The first line of mouse induced pluripotent stem cells was produced in 2006 with DNA methylation errors. Following year in 2007, second generation of induced pluripotent cell lines was produced using mouse adult cells without c-Myc as it is an oncogenic gene and cell can survive without c-Myc gene (Swaminathan, N. 2007). The same year, induced pluripotent cells were obtained from human fibroblast cells (Takahashi et al. 2007). Induced pluripotent cells have been tested to identify its effect on stroke. Injection of induced pluripotent cell into stroke induced damage area of the brain can improve motor functions and reduce lesion size. Induced pluripotent cells mixed with fibrin glue have shown to increase therapeutic effects by promoting neuroprotection after stroke with decrease in lesion size. Mixing IPSC's with fibrin have been reported to reduce the risk of iatrogenic injury to the brain. (Chang et al.2010)

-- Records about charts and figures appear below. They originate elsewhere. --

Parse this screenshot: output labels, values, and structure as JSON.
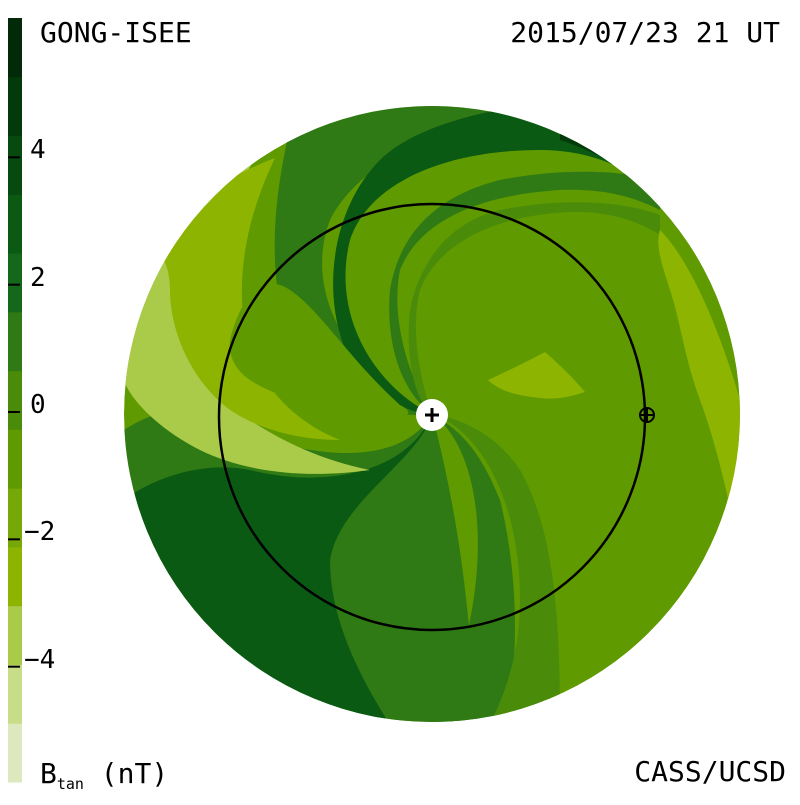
{
  "header": {
    "source": "GONG-ISEE",
    "timestamp": "2015/07/23 21 UT"
  },
  "footer": {
    "credit": "CASS/UCSD",
    "unit_label_main": "B",
    "unit_label_sub": "tan",
    "unit_label_suffix": " (nT)"
  },
  "colorbar": {
    "tick_labels": [
      "4",
      "2",
      "0",
      "−2",
      "−4"
    ],
    "tick_values": [
      4,
      2,
      0,
      -2,
      -4
    ],
    "range": [
      -6,
      6
    ],
    "colors": [
      "#dde8be",
      "#c8dd88",
      "#aacb4a",
      "#8cb400",
      "#76a808",
      "#5f9a00",
      "#4a8c0a",
      "#2f7a14",
      "#14681a",
      "#0a5a14",
      "#064a10",
      "#033a0c",
      "#022a08"
    ]
  },
  "map": {
    "earth_marker": "earth-symbol",
    "sun_marker": "sun-plus-symbol",
    "orbit": "earth-orbit-circle",
    "colors": {
      "lightest": "#aacb4a",
      "light": "#8cb400",
      "mid": "#5f9a00",
      "dark": "#2f7a14",
      "darker": "#0a5a14",
      "darkest": "#033a0c"
    }
  }
}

The main drawback for using induced pluripotent cells is formation of tumor. To minimise safety concerns, induced pluripotent cells were produced using recombinant proteins(Chang et al.2010). Although this method was low in efficiency, further in depth analyses of this method can provide more efficient and safer induced pluripotent cells with less risk of tumour.Induced pluripotent cells can be manipulated exogenously in vitro and they provide continuous supply of cells once transplanted in to the brain. However, exogenous manipulation may give rise to contamination.
Successful use of stem cell to treat stroke in animals highlights the use stem cell therapy in future for incurable neurodegenerative disease. Many questions need to be considered to optimize success rates for stem cell therapy. Key points to be considered are the site of implant, location and size of the infarct, route and site of migration, best cell types and severity of stroke. Successful Research on animals have pointed towards more clinical trials and upon successful completion of these clinical trials, generalised findings can be used to treat stroke in human. Many issues need to be overcome before stem cell therapy can be applied amongst patients globally. Most importantly ethical concerns are hugely debatable with questions relating to practical safety of stem cell therapy. Stem cell treatment currently on its initial stage of clinical trials doesn't seem to be cost effective. Furthermore, it is inconclusive whether or not stem cell therapies are sustainable lifelong so more long term research need to be conducted. Evidently, greater in depth understanding of all aspects concerning stem cell therapy need to be further researched before applying it in humans globally.